After the interview process we heard comments from our scholars such as these:
“OMG he liked sports like us. Imagine how I would feel if I knew I would no longer be able to play sports.”
“Most of his childhood was lost because of the injury that he sustained that must have been really difficult on him. I wonder how he is coping right now?”
We were hugely excited to see students viewing life through someone else’s eyes. As an Equity Team, we had been studying the literature of Dr. Gholdy Muhammad. Her Historically-Responsive Literature (HRL) framework guided the development of a new framework, designed specifically for our scholars at FHSA: EMPOWERS. EMPOWERS (End Goal, Purpose-Driven, Ownership, Woke, Empathy, Role, Standards) is meant to serve as a gut check, asking educators at FHSA to consider: “Is this assignment, task, or project empowering my scholars to disrupt social injustice and question social inequity?”
A common ingredient in tasks that meet the EMPOWERS requirements is an external audience. As demonstrated by the Project Invent experience, when students are given a chance to connect their work with the needs of their community, they are more likely to adopt identities as disruptors and change-makers.
A prototype created by a Project Invent student design team. (Courtesy of Renesha Edwards)
EMPOWERing Our Scholars
As our students engage in the prototyping process, we are witnessing how students test their ideas with their community partners, reflect on the process, and refine or completely change their ideas and redefine the problem. At this point, scholars have learned that the most important part of their work is their relationship with their community partner. Having an actual person who their work is impacting has motivated scholars to persevere through the frustrating ideation process.

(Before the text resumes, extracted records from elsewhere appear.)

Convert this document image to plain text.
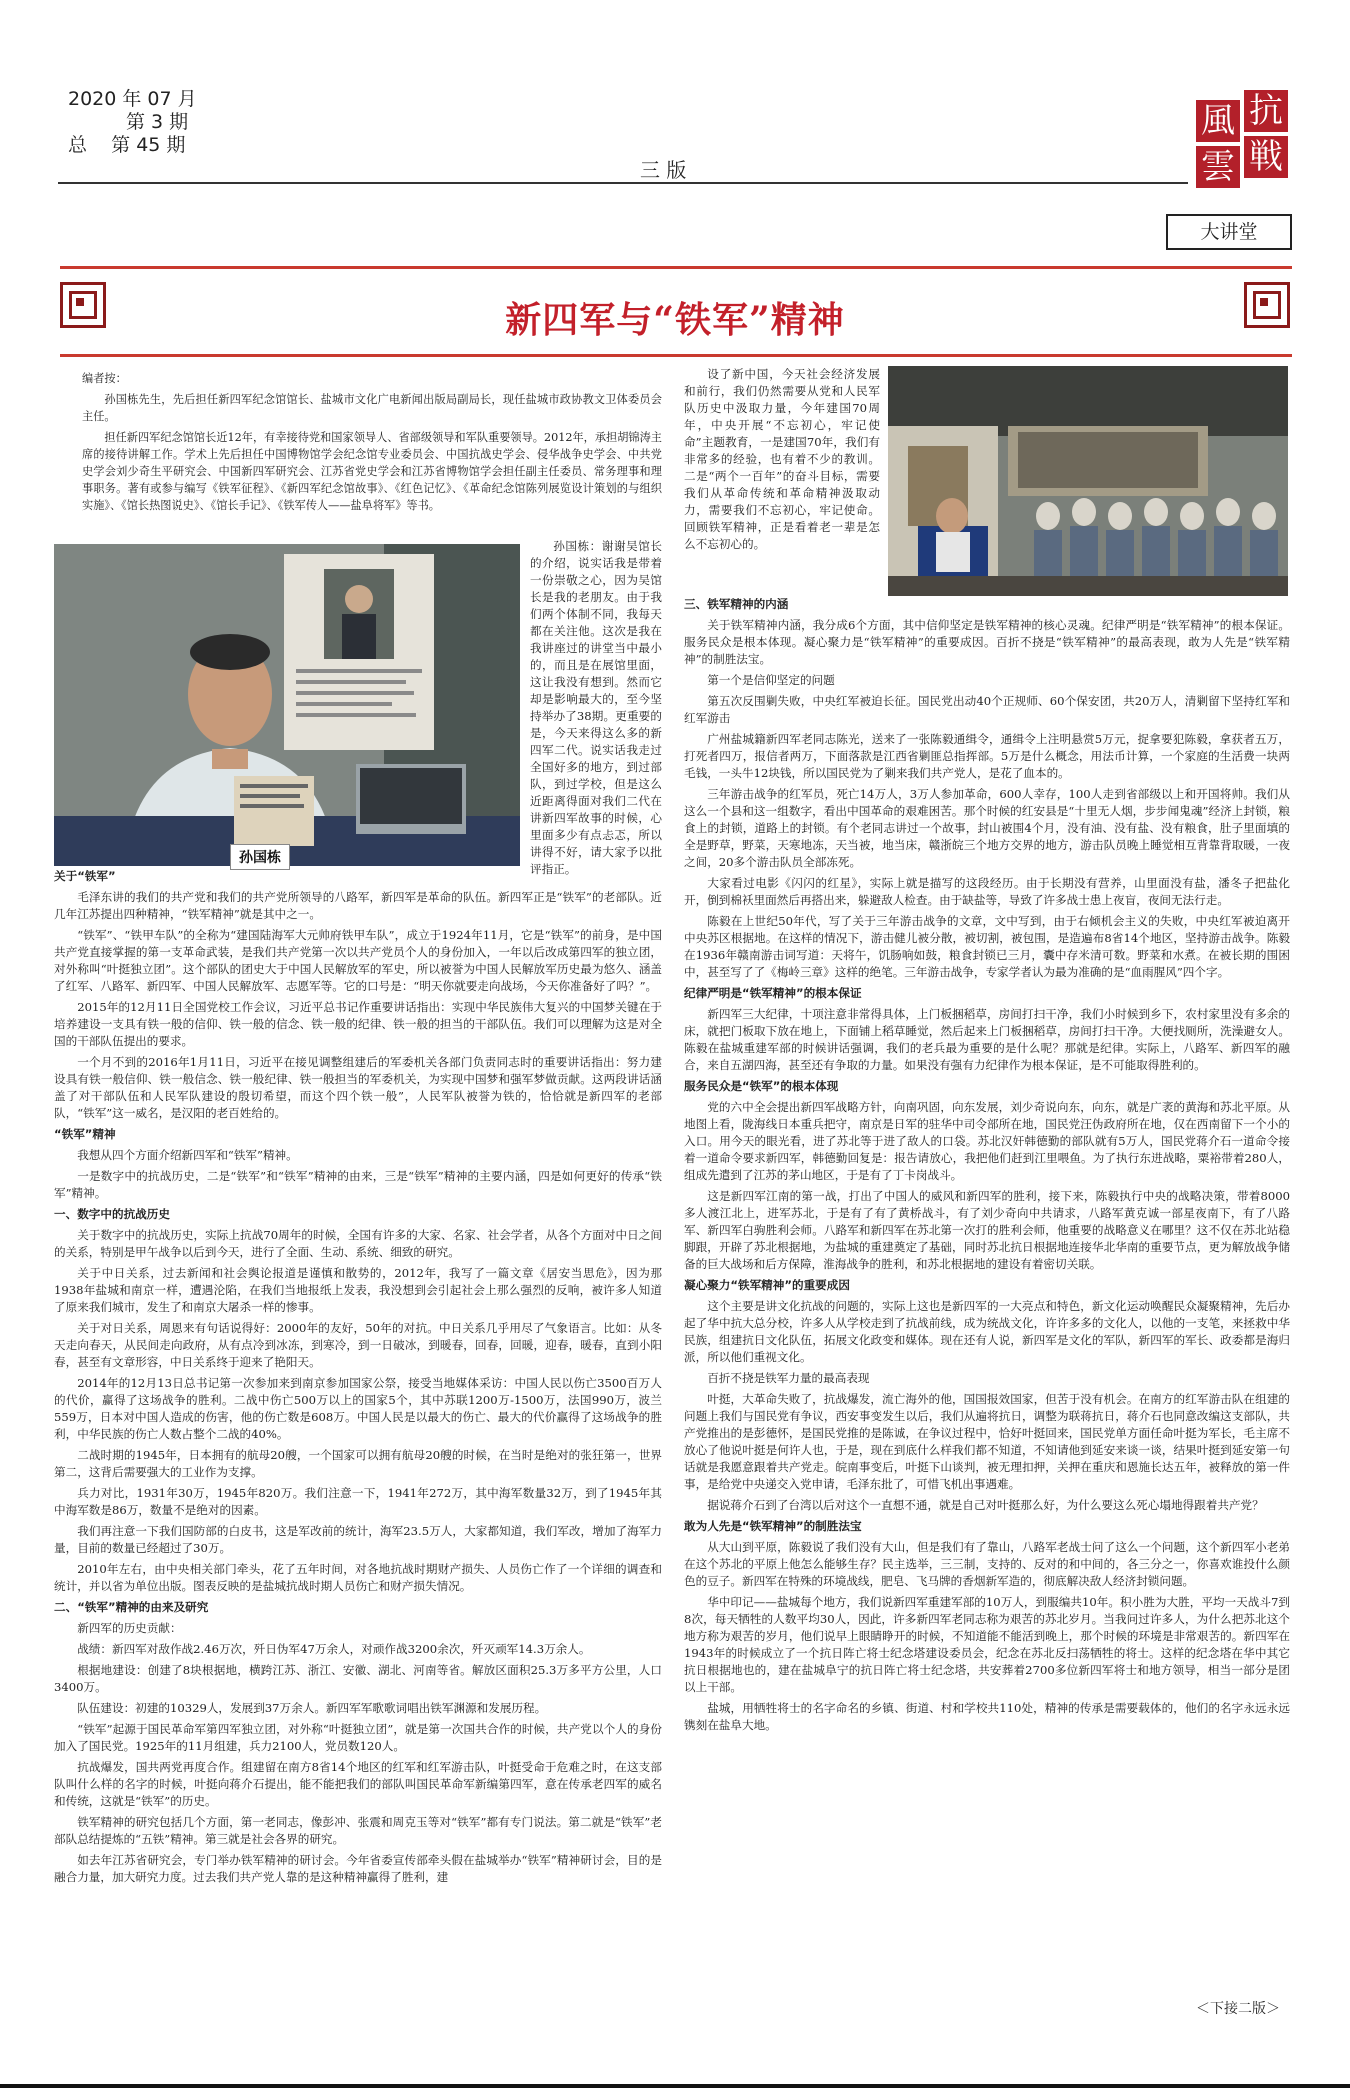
2020 年 07 月
第 3 期
总    第 45 期
三 版
抗
風
戦
雲
大讲堂
新四军与“铁军”精神

编者按：

孙国栋先生，先后担任新四军纪念馆馆长、盐城市文化广电新闻出版局副局长，现任盐城市政协教文卫体委员会主任。

担任新四军纪念馆馆长近12年，有幸接待党和国家领导人、省部级领导和军队重要领导。2012年，承担胡锦涛主席的接待讲解工作。学术上先后担任中国博物馆学会纪念馆专业委员会、中国抗战史学会、侵华战争史学会、中共党史学会刘少奇生平研究会、中国新四军研究会、江苏省党史学会和江苏省博物馆学会担任副主任委员、常务理事和理事职务。著有或参与编写《铁军征程》、《新四军纪念馆故事》、《红色记忆》、《革命纪念馆陈列展览设计策划的与组织实施》、《馆长热图说史》、《馆长手记》、《铁军传人——盐阜将军》等书。

孙国栋

孙国栋：谢谢吴馆长的介绍，说实话我是带着一份崇敬之心，因为吴馆长是我的老朋友。由于我们两个体制不同，我每天都在关注他。这次是我在我讲座过的讲堂当中最小的，而且是在展馆里面，这让我没有想到。然而它却是影响最大的，至今坚持举办了38期。更重要的是，今天来得这么多的新四军二代。说实话我走过全国好多的地方，到过部队，到过学校，但是这么近距离得面对我们二代在讲新四军故事的时候，心里面多少有点忐忑，所以讲得不好，请大家予以批评指正。

关于“铁军”

毛泽东讲的我们的共产党和我们的共产党所领导的八路军，新四军是革命的队伍。新四军正是“铁军”的老部队。近几年江苏提出四种精神，“铁军精神”就是其中之一。

“铁军”、“铁甲车队”的全称为“建国陆海军大元帅府铁甲车队”，成立于1924年11月，它是“铁军”的前身，是中国共产党直接掌握的第一支革命武装，是我们共产党第一次以共产党员个人的身份加入，一年以后改成第四军的独立团，对外称叫“叶挺独立团”。这个部队的团史大于中国人民解放军的军史，所以被誉为中国人民解放军历史最为悠久、涵盖了红军、八路军、新四军、中国人民解放军、志愿军等。它的口号是：“明天你就要走向战场，今天你准备好了吗？”。

2015年的12月11日全国党校工作会议，习近平总书记作重要讲话指出：实现中华民族伟大复兴的中国梦关键在于培养建设一支具有铁一般的信仰、铁一般的信念、铁一般的纪律、铁一般的担当的干部队伍。我们可以理解为这是对全国的干部队伍提出的要求。

一个月不到的2016年1月11日，习近平在接见调整组建后的军委机关各部门负责同志时的重要讲话指出：努力建设具有铁一般信仰、铁一般信念、铁一般纪律、铁一般担当的军委机关，为实现中国梦和强军梦做贡献。这两段讲话涵盖了对干部队伍和人民军队建设的殷切希望，而这个四个铁一般”，人民军队被誉为铁的，恰恰就是新四军的老部队，“铁军”这一威名，是汉阳的老百姓给的。

“铁军”精神

我想从四个方面介绍新四军和“铁军”精神。

一是数字中的抗战历史，二是“铁军”和“铁军”精神的由来，三是“铁军”精神的主要内涵，四是如何更好的传承“铁军”精神。

一、数字中的抗战历史

关于数字中的抗战历史，实际上抗战70周年的时候，全国有许多的大家、名家、社会学者，从各个方面对中日之间的关系，特别是甲午战争以后到今天，进行了全面、生动、系统、细致的研究。

关于中日关系，过去新闻和社会舆论报道是谨慎和散势的，2012年，我写了一篇文章《居安当思危》，因为那1938年盐城和南京一样，遭遇沦陷，在我们当地报纸上发表，我没想到会引起社会上那么强烈的反响，被许多人知道了原来我们城市，发生了和南京大屠杀一样的惨事。

关于对日关系，周恩来有句话说得好：2000年的友好，50年的对抗。中日关系几乎用尽了气象语言。比如：从冬天走向春天，从民间走向政府，从有点冷到冰冻，到寒冷，到一日破冰，到暖春，回春，回暖，迎春，暖春，直到小阳春，甚至有文章形容，中日关系终于迎来了艳阳天。

2014年的12月13日总书记第一次参加来到南京参加国家公祭，接受当地媒体采访：中国人民以伤亡3500百万人的代价，赢得了这场战争的胜利。二战中伤亡500万以上的国家5个，其中苏联1200万-1500万，法国990万，波兰559万，日本对中国人造成的伤害，他的伤亡数是608万。中国人民是以最大的伤亡、最大的代价赢得了这场战争的胜利，中华民族的伤亡人数占整个二战的40%。

二战时期的1945年，日本拥有的航母20艘，一个国家可以拥有航母20艘的时候，在当时是绝对的张狂第一，世界第二，这背后需要强大的工业作为支撑。

兵力对比，1931年30万，1945年820万。我们注意一下，1941年272万，其中海军数量32万，到了1945年其中海军数是86万，数量不是绝对的因素。

我们再注意一下我们国防部的白皮书，这是军改前的统计，海军23.5万人，大家都知道，我们军改，增加了海军力量，目前的数量已经超过了30万。

2010年左右，由中央相关部门牵头，花了五年时间，对各地抗战时期财产损失、人员伤亡作了一个详细的调查和统计，并以省为单位出版。图表反映的是盐城抗战时期人员伤亡和财产损失情况。

二、“铁军”精神的由来及研究

新四军的历史贡献：

战绩：新四军对敌作战2.46万次，歼日伪军47万余人，对顽作战3200余次，歼灭顽军14.3万余人。

根据地建设：创建了8块根据地，横跨江苏、浙江、安徽、湖北、河南等省。解放区面积25.3万多平方公里，人口3400万。

队伍建设：初建的10329人，发展到37万余人。新四军军歌歌词唱出铁军渊源和发展历程。

“铁军”起源于国民革命军第四军独立团，对外称“叶挺独立团”，就是第一次国共合作的时候，共产党以个人的身份加入了国民党。1925年的11月组建，兵力2100人，党员数120人。

抗战爆发，国共两党再度合作。组建留在南方8省14个地区的红军和红军游击队，叶挺受命于危难之时，在这支部队叫什么样的名字的时候，叶挺向蒋介石提出，能不能把我们的部队叫国民革命军新编第四军，意在传承老四军的威名和传统，这就是“铁军”的历史。

铁军精神的研究包括几个方面，第一老同志，像彭冲、张震和周克玉等对“铁军”都有专门说法。第二就是“铁军”老部队总结提炼的“五铁”精神。第三就是社会各界的研究。

如去年江苏省研究会，专门举办铁军精神的研讨会。今年省委宣传部牵头假在盐城举办“铁军”精神研讨会，目的是融合力量，加大研究力度。过去我们共产党人靠的是这种精神赢得了胜利，建

设了新中国，今天社会经济发展和前行，我们仍然需要从党和人民军队历史中汲取力量，今年建国70周年，中央开展“不忘初心，牢记使命”主题教育，一是建国70年，我们有非常多的经验，也有着不少的教训。二是“两个一百年”的奋斗目标，需要我们从革命传统和革命精神汲取动力，需要我们不忘初心，牢记使命。回顾铁军精神，正是看着老一辈是怎么不忘初心的。

三、铁军精神的内涵

关于铁军精神内涵，我分成6个方面，其中信仰坚定是铁军精神的核心灵魂。纪律严明是“铁军精神”的根本保证。服务民众是根本体现。凝心聚力是“铁军精神”的重要成因。百折不挠是“铁军精神”的最高表现，敢为人先是“铁军精神”的制胜法宝。

第一个是信仰坚定的问题

第五次反围剿失败，中央红军被迫长征。国民党出动40个正规师、60个保安团，共20万人，清剿留下坚持红军和红军游击

广州盐城籍新四军老同志陈光，送来了一张陈毅通缉令，通缉令上注明悬赏5万元，捉拿要犯陈毅，拿获者五万，打死者四万，报信者两万，下面落款是江西省剿匪总指挥部。5万是什么概念，用法币计算，一个家庭的生活费一块两毛钱，一头牛12块钱，所以国民党为了剿来我们共产党人，是花了血本的。

三年游击战争的红军员，死亡14万人，3万人参加革命，600人幸存，100人走到省部级以上和开国将帅。我们从这么一个县和这一组数字，看出中国革命的艰难困苦。那个时候的红安县是“十里无人烟，步步闻鬼魂”经济上封锁，粮食上的封锁，道路上的封锁。有个老同志讲过一个故事，封山被围4个月，没有油、没有盐、没有粮食，肚子里面填的全是野草，野菜，天寒地冻，天当被，地当床，赣浙皖三个地方交界的地方，游击队员晚上睡觉相互背靠背取暖，一夜之间，20多个游击队员全部冻死。

大家看过电影《闪闪的红星》，实际上就是描写的这段经历。由于长期没有营养，山里面没有盐，潘冬子把盐化开，倒到棉袄里面然后再搭出来，躲避敌人检查。由于缺盐等，导致了许多战士患上夜盲，夜间无法行走。

陈毅在上世纪50年代，写了关于三年游击战争的文章，文中写到，由于右倾机会主义的失败，中央红军被迫离开中央苏区根据地。在这样的情况下，游击健儿被分散，被切割，被包围，是造遍布8省14个地区，坚持游击战争。陈毅在1936年赣南游击词写道：天将午，饥肠响如鼓，粮食封锁已三月，囊中存米清可数。野菜和水煮。在被长期的围困中，甚至写了了《梅岭三章》这样的绝笔。三年游击战争，专家学者认为最为准确的是“血雨腥风”四个字。

纪律严明是“铁军精神”的根本保证

新四军三大纪律，十项注意非常得具体，上门板捆稻草，房间打扫干净，我们小时候到乡下，农村家里没有多余的床，就把门板取下放在地上，下面铺上稻草睡觉，然后起来上门板捆稻草，房间打扫干净。大便找厕所，洗澡避女人。陈毅在盐城重建军部的时候讲话强调，我们的老兵最为重要的是什么呢？那就是纪律。实际上，八路军、新四军的融合，来自五湖四海，甚至还有争取的力量。如果没有强有力纪律作为根本保证，是不可能取得胜利的。

服务民众是“铁军”的根本体现

党的六中全会提出新四军战略方针，向南巩固，向东发展，刘少奇说向东，向东，就是广袤的黄海和苏北平原。从地图上看，陇海线日本重兵把守，南京是日军的驻华中司令部所在地，国民党汪伪政府所在地，仅在西南留下一个小的入口。用今天的眼光看，进了苏北等于进了敌人的口袋。苏北汉奸韩德勤的部队就有5万人，国民党蒋介石一道命令接着一道命令要求新四军，韩德勤回复是：报告请放心，我把他们赶到江里喂鱼。为了执行东进战略，粟裕带着280人，组成先遣到了江苏的茅山地区，于是有了丁卡岗战斗。

这是新四军江南的第一战，打出了中国人的威风和新四军的胜利，接下来，陈毅执行中央的战略决策，带着8000多人渡江北上，进军苏北，于是有了有了黄桥战斗，有了刘少奇向中共请求，八路军黄克诚一部星夜南下，有了八路军、新四军白驹胜利会师。八路军和新四军在苏北第一次打的胜利会师，他重要的战略意义在哪里？这不仅在苏北站稳脚跟，开辟了苏北根据地，为盐城的重建奠定了基础，同时苏北抗日根据地连接华北华南的重要节点，更为解放战争储备的巨大战场和后方保障，淮海战争的胜利，和苏北根据地的建设有着密切关联。

凝心聚力“铁军精神”的重要成因

这个主要是讲文化抗战的问题的，实际上这也是新四军的一大亮点和特色，新文化运动唤醒民众凝聚精神，先后办起了华中抗大总分校，许多人从学校走到了抗战前线，成为统战文化，许许多多的文化人，以他的一支笔，来拯救中华民族，组建抗日文化队伍，拓展文化政变和媒体。现在还有人说，新四军是文化的军队，新四军的军长、政委都是海归派，所以他们重视文化。

百折不挠是铁军力量的最高表现

叶挺，大革命失败了，抗战爆发，流亡海外的他，国国报效国家，但苦于没有机会。在南方的红军游击队在组建的问题上我们与国民党有争议，西安事变发生以后，我们从遍将抗日，调整为联蒋抗日，蒋介石也同意改编这支部队，共产党推出的是彭德怀，是国民党推的是陈诚，在争议过程中，恰好叶挺回来，国民党单方面任命叶挺为军长，毛主席不放心了他说叶挺是何许人也，于是，现在到底什么样我们都不知道，不知请他到延安来谈一谈，结果叶挺到延安第一句话就是我愿意跟着共产党走。皖南事变后，叶挺下山谈判，被无理扣押，关押在重庆和恩施长达五年，被释放的第一件事，是给党中央递交入党申请，毛泽东批了，可惜飞机出事遇难。

据说蒋介石到了台湾以后对这个一直想不通，就是自己对叶挺那么好，为什么要这么死心塌地得跟着共产党？

敢为人先是“铁军精神”的制胜法宝

从大山到平原，陈毅说了我们没有大山，但是我们有了靠山，八路军老战士问了这么一个问题，这个新四军小老弟在这个苏北的平原上他怎么能够生存？民主选举，三三制，支持的、反对的和中间的，各三分之一，你喜欢谁投什么颜色的豆子。新四军在特殊的环境战线，肥皂、飞马牌的香烟新军造的，彻底解决敌人经济封锁问题。

华中印记——盐城每个地方，我们说新四军重建军部的10万人，到服编共10年。积小胜为大胜，平均一天战斗7到8次，每天牺牲的人数平均30人，因此，许多新四军老同志称为艰苦的苏北岁月。当我问过许多人，为什么把苏北这个地方称为艰苦的岁月，他们说早上眼睛睁开的时候，不知道能不能活到晚上，那个时候的环境是非常艰苦的。新四军在1943年的时候成立了一个抗日阵亡将士纪念塔建设委员会，纪念在苏北反扫荡牺牲的将士。这样的纪念塔在华中其它抗日根据地也的，建在盐城阜宁的抗日阵亡将士纪念塔，共安葬着2700多位新四军将士和地方领导，相当一部分是团以上干部。

盐城，用牺牲将士的名字命名的乡镇、街道、村和学校共110处，精神的传承是需要载体的，他们的名字永远永远镌刻在盐阜大地。

＜下接二版＞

Scholars have noted the following about their time in Project Invent so far:
“Project Invent is different from my other classes because I know that whatever it is I am creating can actually make a difference in the world around us. It’s not all hypothetical, I’m not working to pass, I’m working to truly impact and help others on a physical, mental, and technological level.” –Aryana Hezam
“Project Invent is different from other classes because in other classes, you talk about real world problems. In this program however, you actually get to (or at least attempt to) solve it using science and math which is AWESOME.” –Marvin Gutierrez
“I really enjoyed collaborating with my team, especially creating the prototype. We were all able to add on to our ideas to make them even closer to what our ultimate goal was for the prototype. Also, during this process we have been able to improve how we communicate with each other. We constantly let each other know what our next steps are to make sure our community partner would be happy and satisfied with our results.” –Ashley Caivinaguaortega
Due to the success of Project Invent, we are strategizing how to provide all of our scholars with an opportunity as innovative, authentic, and grounded in community. Project Invent has afforded our scholars the unique opportunity to merge their creative thinking with their altruistic efforts to innovate for their community. It is a teacher's dream to see their scholars empowered to create innovative solutions with a real impact on their community.
A Project Invent student team collaborating on their design. (Courtesy of Maha Hasen)
How Can You EMPOWER Your Scholars?
- Use the NYU Scorecard to assess your own curriculum and identify inequities that are perpetuated by your work.
- Study and implement the HRL Framework to inspire JOY in your classrooms.
- Create partnerships with members of your community and create opportunities for students to be agents of change in their communities.
Photo at top courtesy of Maha Hasen.